Which brings us to questions of aesthetics and practicality. The wall at Edgware Road is planted with many different types of plant in order to produce an effect that reduces pollution while also being good to look at. Similar walls have sprouted up all over the world. However, for short term projects that require a large amount of foliage quickly, planting ivy can be a good option as a pollutant remover. Some of the temporary structures built along Park Lane for the Crossrail project are now covered with ivy. Although I had initially thought that this was due to a lack of weeding, it turns out that this is part of a step towards pollution reduction in our cities (modelling data has indicated that these green walls can reduce the local particulate pollution by 10-20% depending on the geometry of the wall and the plant species growing).

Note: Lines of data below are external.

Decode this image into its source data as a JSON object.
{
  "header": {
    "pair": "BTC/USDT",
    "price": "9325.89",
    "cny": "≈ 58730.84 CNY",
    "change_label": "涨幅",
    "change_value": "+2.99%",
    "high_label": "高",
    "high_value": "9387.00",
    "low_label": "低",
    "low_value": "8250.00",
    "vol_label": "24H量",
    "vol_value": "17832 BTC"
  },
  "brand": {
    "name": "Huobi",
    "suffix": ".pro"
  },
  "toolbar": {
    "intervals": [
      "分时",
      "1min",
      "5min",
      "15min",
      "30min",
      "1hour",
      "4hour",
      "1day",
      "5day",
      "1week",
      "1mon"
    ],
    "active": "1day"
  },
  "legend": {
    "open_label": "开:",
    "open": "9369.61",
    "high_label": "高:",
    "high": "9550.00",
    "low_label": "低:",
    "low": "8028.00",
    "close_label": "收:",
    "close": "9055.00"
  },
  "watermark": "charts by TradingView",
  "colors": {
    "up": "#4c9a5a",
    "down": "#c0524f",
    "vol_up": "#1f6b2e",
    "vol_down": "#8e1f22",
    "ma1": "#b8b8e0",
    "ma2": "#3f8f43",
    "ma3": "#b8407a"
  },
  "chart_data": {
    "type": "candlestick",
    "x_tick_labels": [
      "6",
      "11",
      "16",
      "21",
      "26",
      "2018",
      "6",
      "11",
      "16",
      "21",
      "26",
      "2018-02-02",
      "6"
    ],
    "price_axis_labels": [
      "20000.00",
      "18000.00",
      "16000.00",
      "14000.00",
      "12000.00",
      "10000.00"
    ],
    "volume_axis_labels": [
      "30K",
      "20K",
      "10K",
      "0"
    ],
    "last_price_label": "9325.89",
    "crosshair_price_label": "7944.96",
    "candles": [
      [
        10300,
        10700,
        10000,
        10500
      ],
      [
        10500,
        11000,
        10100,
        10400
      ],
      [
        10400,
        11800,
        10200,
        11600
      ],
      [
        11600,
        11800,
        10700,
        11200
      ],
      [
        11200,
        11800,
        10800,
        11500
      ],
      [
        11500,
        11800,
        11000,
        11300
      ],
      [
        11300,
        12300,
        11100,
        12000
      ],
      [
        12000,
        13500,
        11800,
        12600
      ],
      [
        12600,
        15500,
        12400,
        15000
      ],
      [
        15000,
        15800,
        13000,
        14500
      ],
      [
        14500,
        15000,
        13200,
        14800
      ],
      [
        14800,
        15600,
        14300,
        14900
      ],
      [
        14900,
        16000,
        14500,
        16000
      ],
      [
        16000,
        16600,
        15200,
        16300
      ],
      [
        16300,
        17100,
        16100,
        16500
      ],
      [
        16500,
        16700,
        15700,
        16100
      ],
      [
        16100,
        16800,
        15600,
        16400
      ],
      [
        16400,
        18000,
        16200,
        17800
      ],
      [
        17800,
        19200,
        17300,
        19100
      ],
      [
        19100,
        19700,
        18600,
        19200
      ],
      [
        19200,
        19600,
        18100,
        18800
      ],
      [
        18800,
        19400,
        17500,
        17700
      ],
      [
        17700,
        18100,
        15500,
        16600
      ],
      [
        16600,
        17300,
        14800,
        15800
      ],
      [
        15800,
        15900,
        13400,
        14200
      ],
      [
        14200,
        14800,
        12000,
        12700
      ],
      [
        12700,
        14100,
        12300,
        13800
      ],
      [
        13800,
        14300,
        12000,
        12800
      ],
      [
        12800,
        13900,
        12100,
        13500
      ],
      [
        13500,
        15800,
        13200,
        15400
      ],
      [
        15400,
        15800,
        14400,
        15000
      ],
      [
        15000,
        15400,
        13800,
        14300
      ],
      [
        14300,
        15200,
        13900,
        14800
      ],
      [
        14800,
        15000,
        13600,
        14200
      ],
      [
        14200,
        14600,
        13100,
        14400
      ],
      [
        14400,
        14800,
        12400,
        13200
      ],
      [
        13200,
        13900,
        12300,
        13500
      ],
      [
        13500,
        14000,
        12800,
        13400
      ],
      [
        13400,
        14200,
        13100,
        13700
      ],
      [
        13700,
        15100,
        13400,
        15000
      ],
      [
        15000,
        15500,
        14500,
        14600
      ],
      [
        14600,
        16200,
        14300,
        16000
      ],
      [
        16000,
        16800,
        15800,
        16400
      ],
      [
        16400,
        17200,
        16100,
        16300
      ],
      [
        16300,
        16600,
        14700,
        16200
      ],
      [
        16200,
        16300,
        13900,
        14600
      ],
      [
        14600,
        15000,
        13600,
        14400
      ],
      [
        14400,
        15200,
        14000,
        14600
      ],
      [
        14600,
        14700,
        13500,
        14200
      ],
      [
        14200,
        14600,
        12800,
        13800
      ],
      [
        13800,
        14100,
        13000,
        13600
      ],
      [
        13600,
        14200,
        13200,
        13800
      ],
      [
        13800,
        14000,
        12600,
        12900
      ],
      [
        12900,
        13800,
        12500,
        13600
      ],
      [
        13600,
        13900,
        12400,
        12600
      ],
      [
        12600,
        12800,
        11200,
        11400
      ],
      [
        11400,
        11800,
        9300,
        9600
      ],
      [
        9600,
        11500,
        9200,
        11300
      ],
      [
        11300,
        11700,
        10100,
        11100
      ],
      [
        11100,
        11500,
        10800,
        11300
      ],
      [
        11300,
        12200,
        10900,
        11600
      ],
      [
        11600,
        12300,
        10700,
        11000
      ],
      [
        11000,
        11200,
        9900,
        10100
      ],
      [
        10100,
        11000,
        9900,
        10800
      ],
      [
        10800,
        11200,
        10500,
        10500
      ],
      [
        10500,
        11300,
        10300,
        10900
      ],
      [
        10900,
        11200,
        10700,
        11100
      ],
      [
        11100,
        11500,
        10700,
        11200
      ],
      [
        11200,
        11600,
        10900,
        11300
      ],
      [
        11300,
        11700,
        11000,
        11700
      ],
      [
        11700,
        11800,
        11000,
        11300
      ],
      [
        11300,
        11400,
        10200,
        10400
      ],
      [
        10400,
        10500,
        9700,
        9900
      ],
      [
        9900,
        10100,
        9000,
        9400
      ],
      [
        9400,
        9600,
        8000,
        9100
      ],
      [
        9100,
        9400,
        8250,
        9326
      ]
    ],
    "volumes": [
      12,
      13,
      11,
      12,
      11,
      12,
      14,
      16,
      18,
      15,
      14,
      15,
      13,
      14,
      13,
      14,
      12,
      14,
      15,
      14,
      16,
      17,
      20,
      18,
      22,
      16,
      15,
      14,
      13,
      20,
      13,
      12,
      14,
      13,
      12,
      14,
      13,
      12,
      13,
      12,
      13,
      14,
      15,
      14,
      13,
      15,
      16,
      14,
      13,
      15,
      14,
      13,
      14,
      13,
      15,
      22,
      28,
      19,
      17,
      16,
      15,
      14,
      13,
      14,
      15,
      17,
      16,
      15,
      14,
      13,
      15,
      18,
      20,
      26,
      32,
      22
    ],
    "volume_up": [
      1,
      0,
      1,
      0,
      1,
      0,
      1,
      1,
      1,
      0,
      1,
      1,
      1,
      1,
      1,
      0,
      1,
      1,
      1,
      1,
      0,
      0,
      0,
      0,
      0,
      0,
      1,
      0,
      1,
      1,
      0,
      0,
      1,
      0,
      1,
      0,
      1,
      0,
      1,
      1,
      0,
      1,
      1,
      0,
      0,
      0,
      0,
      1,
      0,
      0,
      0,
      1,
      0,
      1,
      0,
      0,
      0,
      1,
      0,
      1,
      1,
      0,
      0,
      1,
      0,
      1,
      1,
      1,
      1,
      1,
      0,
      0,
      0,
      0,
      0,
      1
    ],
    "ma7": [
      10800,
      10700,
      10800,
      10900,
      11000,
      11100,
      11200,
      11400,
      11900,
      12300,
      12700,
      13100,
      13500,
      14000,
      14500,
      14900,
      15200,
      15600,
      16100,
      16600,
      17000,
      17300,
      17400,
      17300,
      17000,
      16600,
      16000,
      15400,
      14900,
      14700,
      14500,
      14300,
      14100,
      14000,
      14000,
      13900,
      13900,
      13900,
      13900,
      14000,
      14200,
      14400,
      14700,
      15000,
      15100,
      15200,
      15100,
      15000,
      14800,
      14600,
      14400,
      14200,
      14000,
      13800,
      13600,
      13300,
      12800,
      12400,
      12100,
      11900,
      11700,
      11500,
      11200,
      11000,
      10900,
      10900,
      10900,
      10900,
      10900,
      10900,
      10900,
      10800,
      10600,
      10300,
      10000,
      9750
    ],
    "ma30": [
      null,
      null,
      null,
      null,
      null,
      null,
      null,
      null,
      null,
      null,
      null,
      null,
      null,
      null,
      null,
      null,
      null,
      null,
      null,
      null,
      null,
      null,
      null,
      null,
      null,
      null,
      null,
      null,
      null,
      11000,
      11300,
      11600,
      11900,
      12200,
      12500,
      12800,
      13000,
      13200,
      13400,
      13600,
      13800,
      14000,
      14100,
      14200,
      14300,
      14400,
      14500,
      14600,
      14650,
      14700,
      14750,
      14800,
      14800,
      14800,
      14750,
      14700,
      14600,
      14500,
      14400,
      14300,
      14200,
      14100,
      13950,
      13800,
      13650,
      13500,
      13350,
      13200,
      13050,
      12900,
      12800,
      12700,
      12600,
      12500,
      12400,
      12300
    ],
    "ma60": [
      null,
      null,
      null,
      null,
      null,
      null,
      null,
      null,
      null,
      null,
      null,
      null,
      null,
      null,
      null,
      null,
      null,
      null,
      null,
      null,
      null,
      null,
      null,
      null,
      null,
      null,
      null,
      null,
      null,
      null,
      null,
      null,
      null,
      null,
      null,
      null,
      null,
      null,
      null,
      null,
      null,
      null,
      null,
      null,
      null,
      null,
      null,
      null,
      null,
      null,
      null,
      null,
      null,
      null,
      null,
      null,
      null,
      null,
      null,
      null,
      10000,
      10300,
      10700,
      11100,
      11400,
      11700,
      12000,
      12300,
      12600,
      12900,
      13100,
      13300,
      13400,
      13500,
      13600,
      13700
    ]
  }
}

A small step perhaps, but one that is definitely in the right direction. The green wall at Farmstand could therefore be said to illustrate the idea that if we are to make a difference to our external world, we must start by reforming our own interior one. We need to make green walls not green wash and we can start by paying attention to what we plant inside and out.

Farmstand is at 42 Drury Lane, WC2B 5AJ

*The study looked at particulate matter between 2.5 µm and 10µm diameter (i.e. PM(2.5)-PM(10)).